Tom Musick: Crystal Lake Central football players show strength, even in defeat

Crystal Lake Central seniors Connor Hines (left) and Kyle Lavand stop to look at Central's field Saturday after the Tigers' 38-35 loss to De La Salle in double overtime during a first-round playoff game.
Crystal Lake Central seniors Connor Hines (left) and Kyle Lavand stop to look at Central's field Saturday after the Tigers' 38-35 loss to De La Salle in double overtime during a first-round playoff game.

CRYSTAL LAKE – In the moments after a stunning, double-overtime playoff loss to De La Salle, the Crystal Lake Central Tigers tried their best to maintain their composure.

It wasn't easy. On Saturday, nothing was.

“We laid it on the field,” said Connor Hines, one of the Tigers' starting linebackers, after the 38-35 loss. “We gave it everything we had. We just didn't come out with the win.”

The heartbreak will linger, as it usually does for losing teams at this time of year.

But no final box score could do justice to the Tigers' strength or their opponent's size.

At Central exists an elite group of football players known as the 1,300-pound club. To gain admission, one must lift 1,300 pounds combined via the bench press, squat and dead lift.

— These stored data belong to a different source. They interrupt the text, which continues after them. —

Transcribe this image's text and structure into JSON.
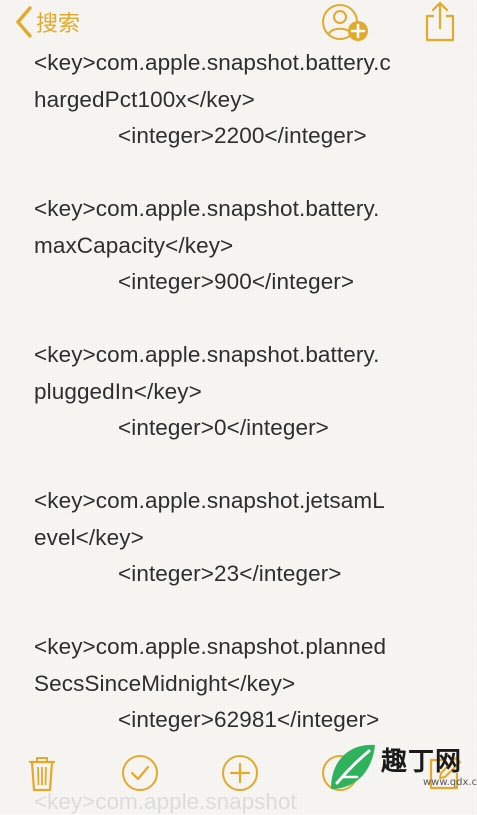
{
  "nav": {
    "back_label": "搜索"
  },
  "note": {
    "entries": [
      {
        "key_lines": [
          "<key>com.apple.snapshot.battery.c",
          "hargedPct100x</key>"
        ],
        "value_line": "<integer>2200</integer>"
      },
      {
        "key_lines": [
          "<key>com.apple.snapshot.battery.",
          "maxCapacity</key>"
        ],
        "value_line": "<integer>900</integer>"
      },
      {
        "key_lines": [
          "<key>com.apple.snapshot.battery.",
          "pluggedIn</key>"
        ],
        "value_line": "<integer>0</integer>"
      },
      {
        "key_lines": [
          "<key>com.apple.snapshot.jetsamL",
          "evel</key>"
        ],
        "value_line": "<integer>23</integer>"
      },
      {
        "key_lines": [
          "<key>com.apple.snapshot.planned",
          "SecsSinceMidnight</key>"
        ],
        "value_line": "<integer>62981</integer>"
      }
    ],
    "partial_next_line": "<key>com.apple.snapshot"
  },
  "colors": {
    "accent": "#e3a92b",
    "text": "#2e2e2e",
    "background": "#f7f6f2"
  },
  "watermark": {
    "text": "趣丁网",
    "url": "www.qdx.com"
  }
}
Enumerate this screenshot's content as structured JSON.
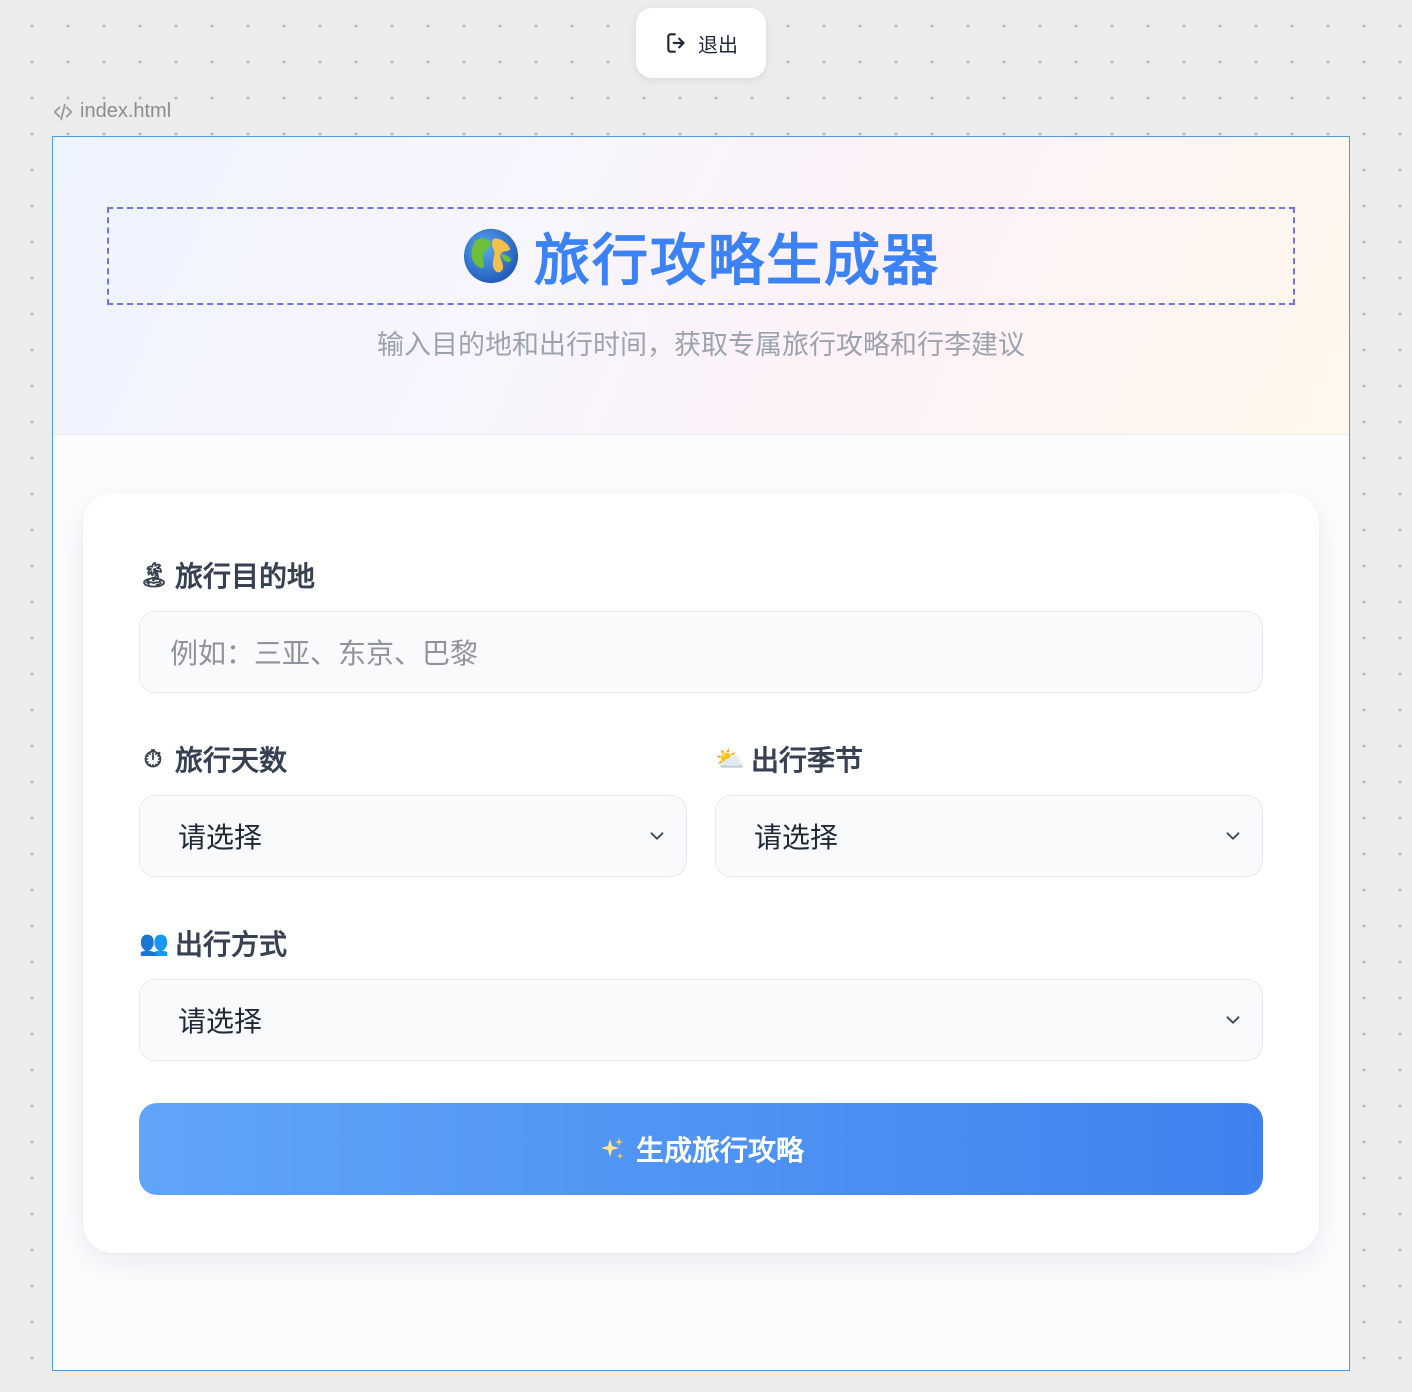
{
  "toolbar": {
    "logout_label": "退出",
    "logout_icon": "logout-icon"
  },
  "file": {
    "name": "index.html",
    "icon": "code-icon"
  },
  "app": {
    "title": "旅行攻略生成器",
    "title_icon": "globe-icon",
    "subtitle": "输入目的地和出行时间，获取专属旅行攻略和行李建议",
    "accent_color": "#3b82f6"
  },
  "form": {
    "destination": {
      "label": "旅行目的地",
      "emoji": "🏝",
      "placeholder": "例如：三亚、东京、巴黎",
      "value": ""
    },
    "days": {
      "label": "旅行天数",
      "emoji": "⏱",
      "selected": "请选择"
    },
    "season": {
      "label": "出行季节",
      "emoji": "⛅",
      "selected": "请选择"
    },
    "travel_mode": {
      "label": "出行方式",
      "emoji": "👥",
      "selected": "请选择"
    },
    "submit_label": "生成旅行攻略",
    "submit_icon": "sparkles-icon"
  }
}
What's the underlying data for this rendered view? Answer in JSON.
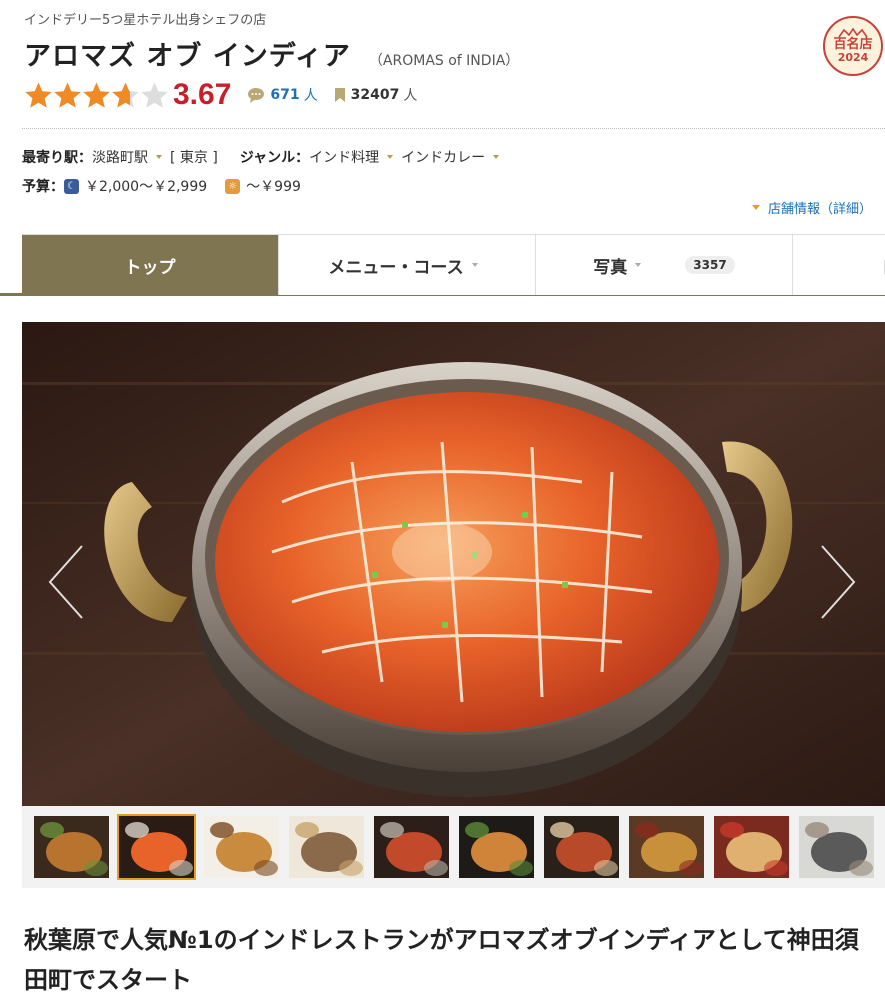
{
  "header": {
    "catchphrase": "インドデリー5つ星ホテル出身シェフの店",
    "name": "アロマズ オブ インディア",
    "name_en": "（AROMAS of INDIA）",
    "award": {
      "label": "百名店",
      "year": "2024"
    }
  },
  "rating": {
    "score": "3.67",
    "stars_value": 3.67,
    "reviews_count": "671",
    "reviews_unit": "人",
    "saves_count": "32407",
    "saves_unit": "人"
  },
  "info": {
    "station_label": "最寄り駅：",
    "station": "淡路町駅",
    "area": "[ 東京 ]",
    "genre_label": "ジャンル：",
    "genre1": "インド料理",
    "genre2": "インドカレー",
    "budget_label": "予算：",
    "budget_dinner": "￥2,000～￥2,999",
    "budget_lunch": "～￥999",
    "detail_link": "店舗情報（詳細）"
  },
  "tabs": [
    {
      "label": "トップ"
    },
    {
      "label": "メニュー・コース"
    },
    {
      "label": "写真",
      "count": "3357"
    },
    {
      "label": "口"
    }
  ],
  "gallery": {
    "thumbnail_count": 10,
    "selected_index": 1
  },
  "headline": "秋葉原で人気№1のインドレストランがアロマズオブインディアとして神田須田町でスタート",
  "colors": {
    "accent": "#7f7550",
    "score": "#c8202b",
    "star": "#f08a24",
    "link": "#1d6fb8"
  }
}
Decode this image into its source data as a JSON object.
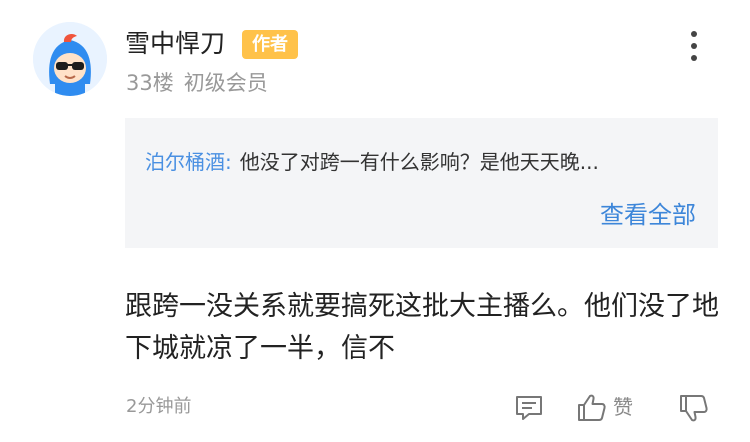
{
  "comment": {
    "user": {
      "name": "雪中悍刀",
      "badge": "作者",
      "floor": "33楼",
      "level": "初级会员",
      "avatar_icon": "sunglasses-cartoon-avatar"
    },
    "quote": {
      "user": "泊尔桶酒",
      "separator": ":",
      "text": "他没了对跨一有什么影响？是他天天晚...",
      "view_all": "查看全部"
    },
    "text": "跟跨一没关系就要搞死这批大主播么。他们没了地下城就凉了一半，信不",
    "time": "2分钟前",
    "actions": {
      "like_label": "赞",
      "reply_icon": "reply-comment-icon",
      "like_icon": "thumbs-up-icon",
      "dislike_icon": "thumbs-down-icon",
      "more_icon": "more-vertical-icon"
    }
  },
  "colors": {
    "badge": "#ffc24a",
    "link": "#3d86d9",
    "quote_bg": "#f4f5f7",
    "muted": "#999999"
  }
}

This season, three seniors achieved the milestone: linebacker Nathan Talbott (5-10, 200 pounds), linebacker Connor Hines (5-10, 210) and defensive end Josh Mugler (5-10, 205).

The path to the club was demanding and often thankless. Each of the players woke up about 5 a.m., headed to school for their 6 a.m. weightlifting sessions, and then prepared for a long day of classes, followed by practice, followed by homework, followed by getting ready for another early-morning lift.

“Almost every hour, that's what we thought about,” said Mugler, who joined the club with a 355-pound bench press, a 535-pound dead lift and a 460-pound squat. “All we wanted was to be the strongest and be the best we could be.”

They were terrific, winning eight of nine games during the regular season to earn a No. 3 seed in the IHSA Class 6A playoffs. But as the Tigers took the field against No. 14 seed De Le Salle, they quickly came to realize that the Meteors had mammoth size.

Picture gravel trucks with cleats. That's what De La Salle's offensive line looked like.

Left tackle Jamarco Jones (6-6, 300) has committed to play for Urban Meyer at Ohio State. Right tackle Aaron Roberts (6-6, 295) has committed to play at Syracuse. And interior linemen Javon Burruss (6-5, 315), Aaron Rodriguez (6-2, 280) and Alan Bilina (5-10, 235) are no small fries, either.

All told, De La Salle's front line qualified for the 1,425-pound club.

It was unlike anything Central had seen.

“Never,” Hines said. “Not all season.”

“No, not at once,” Talbott said. “You might see one [big guy] on one team, but not three guys at once.”

“It felt like we were going against D-I linemen,” Mugler said. “That's what it felt like.”

Although badly outsized, the Tigers fought hard on the line of scrimmage. They nearly won the game, too, if not for a tip here, a miss there – the type of plays that define football in November.

Tigers coach Matt Fralik praised his 1,300-pound club members for setting an example for the team.

“They're all in,” Fralick said. “They're in the weight room five days a week. They lift in the mornings, they lift on their own. They bleed orange and black. They love it.”

Before they left the field for the final time this season, the Tigers' strongmen reflected on a great regular season with a gut-wrenching playoff ending.

What should people remember about this team? What should people know?

“What should people know, ...” Mugler said, his voice trailing.

A couple of seconds passed as the Tigers' linebacker weighed the question.

“People should know the effort it took for us to get to where we are,” Mugler said. “I'm proud of each and every one of the guys for getting up in the morning and working.

“It's not only us, it's the whole team. A lot of guys were close to the 1,300-pound club. We have most of the team in the 1,000-pound club.

“Everyone wanted to be the strongest and the best they could be. And that's the attitude on the team.”

That attitude will linger long after the heartbreak begins to heal.

After all, the 1,300-pound club will need a few new members next season.

“It hurts knowing that we put in all this time and effort in the offseason, and we fell short of winning,” Talbott said. “But I think that we set the level higher for younger people, so they have something to reach when we're done.”